Il serait sans doute très heureux si on lui demandait de chausser ses patins pour aller les rejoindre au cours des prochains jours.
« Nous lui avons demandé d'aller travailler avec les gardiens de Binghamton la semaine dernière. Puisqu'Ottawa n'est pas très loin, je lui ai demandé de venir nous rejoindre pendant quelques jours. Je voulais tout simplement lui offrir la possibilité de rencontrer Bryan », expliquait l'entraîneur-chef des Sénateurs durant sa conférence de presse matinale, hier.
Amis de longue date
Stevenson et lui se connaissent depuis longtemps.
Lorsque Clouston complétait sa carrière de joueur chez les Golden Bears de l'Université de l'Alberta, au début des années 1990, Stevenson s'occupait déjà des gardiens de son équipe.
Les deux hommes ont travaillé ensemble dans l'organisation du Ice de Kootenay, dans la LHOuest.
Au cours des dernières années, Stevenson a dirigé sa propre école de gardiens dans la région d'Edmonton, en plus de travailler avec un autre club junior, les Blades de Saskatoon.
« John est un homme très intelligent. Il a fait du très bon travail pour mon équipe à Kootenay », insiste Clouston.
Ce dernier aimerait bien offrir un peu de soutien à ses gardiens. Elliott et Leclaire ont souvent été laissés à eux-mêmes à l'entraînement au cours des dernières semaines.
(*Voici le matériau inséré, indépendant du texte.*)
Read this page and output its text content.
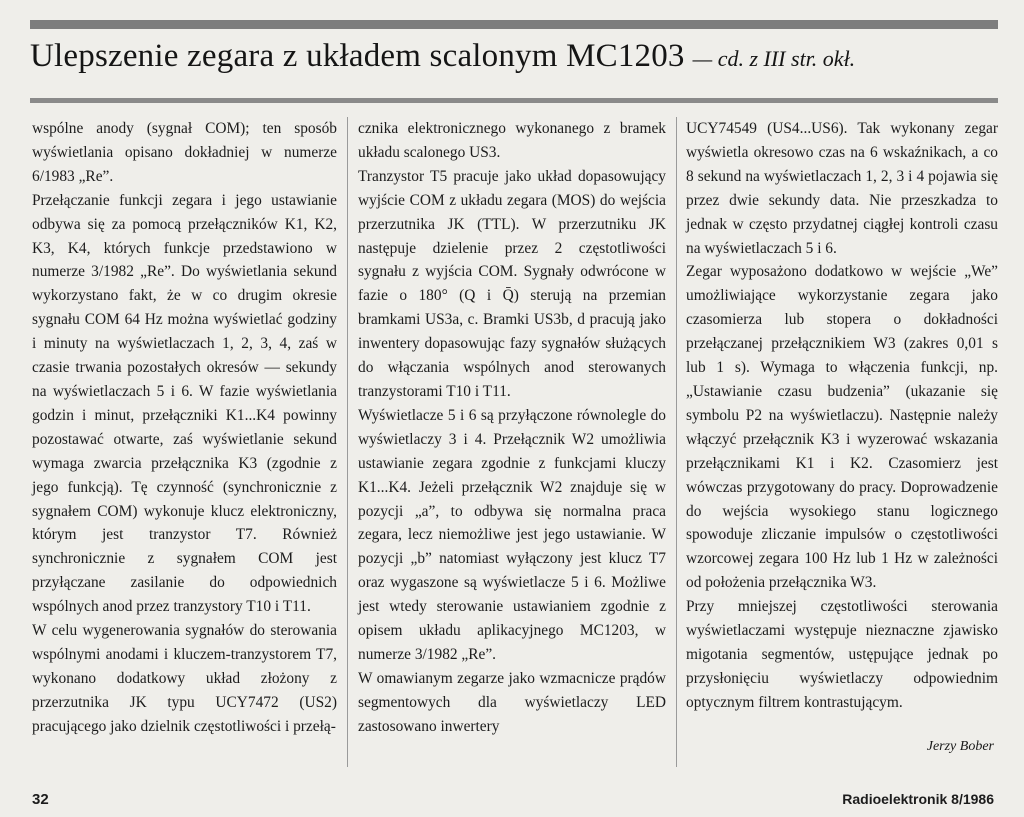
Ulepszenie zegara z układem scalonym MC1203 — cd. z III str. okł.

wspólne anody (sygnał COM); ten sposób wyświetlania opisano dokładniej w numerze 6/1983 „Re”.

Przełączanie funkcji zegara i jego ustawianie odbywa się za pomocą przełączników K1, K2, K3, K4, których funkcje przedstawiono w numerze 3/1982 „Re”. Do wyświetlania sekund wykorzystano fakt, że w co drugim okresie sygnału COM 64 Hz można wyświetlać godziny i minuty na wyświetlaczach 1, 2, 3, 4, zaś w czasie trwania pozostałych okresów — sekundy na wyświetlaczach 5 i 6. W fazie wyświetlania godzin i minut, przełączniki K1...K4 powinny pozostawać otwarte, zaś wyświetlanie sekund wymaga zwarcia przełącznika K3 (zgodnie z jego funkcją). Tę czynność (synchronicznie z sygnałem COM) wykonuje klucz elektroniczny, którym jest tranzystor T7. Również synchronicznie z sygnałem COM jest przyłączane zasilanie do odpowiednich wspólnych anod przez tranzystory T10 i T11.

W celu wygenerowania sygnałów do sterowania wspólnymi anodami i kluczem-tranzystorem T7, wykonano dodatkowy układ złożony z przerzutnika JK typu UCY7472 (US2) pracującego jako dzielnik częstotliwości i przełą-

cznika elektronicznego wykonanego z bramek układu scalonego US3.

Tranzystor T5 pracuje jako układ dopasowujący wyjście COM z układu zegara (MOS) do wejścia przerzutnika JK (TTL). W przerzutniku JK następuje dzielenie przez 2 częstotliwości sygnału z wyjścia COM. Sygnały odwrócone w fazie o 180° (Q i Q̄) sterują na przemian bramkami US3a, c. Bramki US3b, d pracują jako inwentery dopasowując fazy sygnałów służących do włączania wspólnych anod sterowanych tranzystorami T10 i T11.

Wyświetlacze 5 i 6 są przyłączone równolegle do wyświetlaczy 3 i 4. Przełącznik W2 umożliwia ustawianie zegara zgodnie z funkcjami kluczy K1...K4. Jeżeli przełącznik W2 znajduje się w pozycji „a”, to odbywa się normalna praca zegara, lecz niemożliwe jest jego ustawianie. W pozycji „b” natomiast wyłączony jest klucz T7 oraz wygaszone są wyświetlacze 5 i 6. Możliwe jest wtedy sterowanie ustawianiem zgodnie z opisem układu aplikacyjnego MC1203, w numerze 3/1982 „Re”.

W omawianym zegarze jako wzmacnicze prądów segmentowych dla wyświetlaczy LED zastosowano inwertery

UCY74549 (US4...US6). Tak wykonany zegar wyświetla okresowo czas na 6 wskaźnikach, a co 8 sekund na wyświetlaczach 1, 2, 3 i 4 pojawia się przez dwie sekundy data. Nie przeszkadza to jednak w często przydatnej ciągłej kontroli czasu na wyświetlaczach 5 i 6.

Zegar wyposażono dodatkowo w wejście „We” umożliwiające wykorzystanie zegara jako czasomierza lub stopera o dokładności przełączanej przełącznikiem W3 (zakres 0,01 s lub 1 s). Wymaga to włączenia funkcji, np. „Ustawianie czasu budzenia” (ukazanie się symbolu P2 na wyświetlaczu). Następnie należy włączyć przełącznik K3 i wyzerować wskazania przełącznikami K1 i K2. Czasomierz jest wówczas przygotowany do pracy. Doprowadzenie do wejścia wysokiego stanu logicznego spowoduje zliczanie impulsów o częstotliwości wzorcowej zegara 100 Hz lub 1 Hz w zależności od położenia przełącznika W3.

Przy mniejszej częstotliwości sterowania wyświetlaczami występuje nieznaczne zjawisko migotania segmentów, ustępujące jednak po przysłonięciu wyświetlaczy odpowiednim optycznym filtrem kontrastującym.

Jerzy Bober
32	Radioelektronik 8/1986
Il insiste toutefois pour qu'on sache que Stevenson n'a toujours pas été embauché.
« Je l'ai invité ici pour lui permettre de rencontrer des gens », dit-il.
Clouston affirme avoir un plan en ce qui a trait à l'utilisation de ses gardiens. Il ne veut pas en dire davantage.
Elliott contre les Flames ?
Même s'il a été démoli par les Maple Leafs de Toronto, samedi, Brian Elliott a de très bonnes chances d'affronter les Flames de Calgary, ce soir.
« Dans les circonstances, quand nous avons fait appel à ses services, je trouve que Pascal a bien joué à Toronto. À l'entraînement, toutefois, je trouve qu'il connaît des hauts et des bas. On dirait qu'il se cherche », estime l'entraîneur-chef.
Leclaire
Leclaire, de son côté, estime connaître de bonnes séances d'entraînement par les temps qui courent.
Il s'accorde une bonne note pour sa performance à Toronto.
En 19 minutes et 58 secondes de travail, il a effectué six arrêts. Il a laissé passer une seule rondelle.
« Il n'est pas facile de revenir au jeu après avoir passé quelques semaines à l'écart. Il est encore plus difficile de sauter sur la patinoire après avoir passé quelques périodes au banc. Pour vous dire la vérité, j'aurais préféré ne pas jouer du tout à Toronto », réagit-il.
« L'embauche d'un nouvel entraîneur des gardiens constituerait une très bonne nouvelle, même s'il faut reconnaître que nous nous sommes plutôt bien débrouillés tout seuls », ajoute-t-il.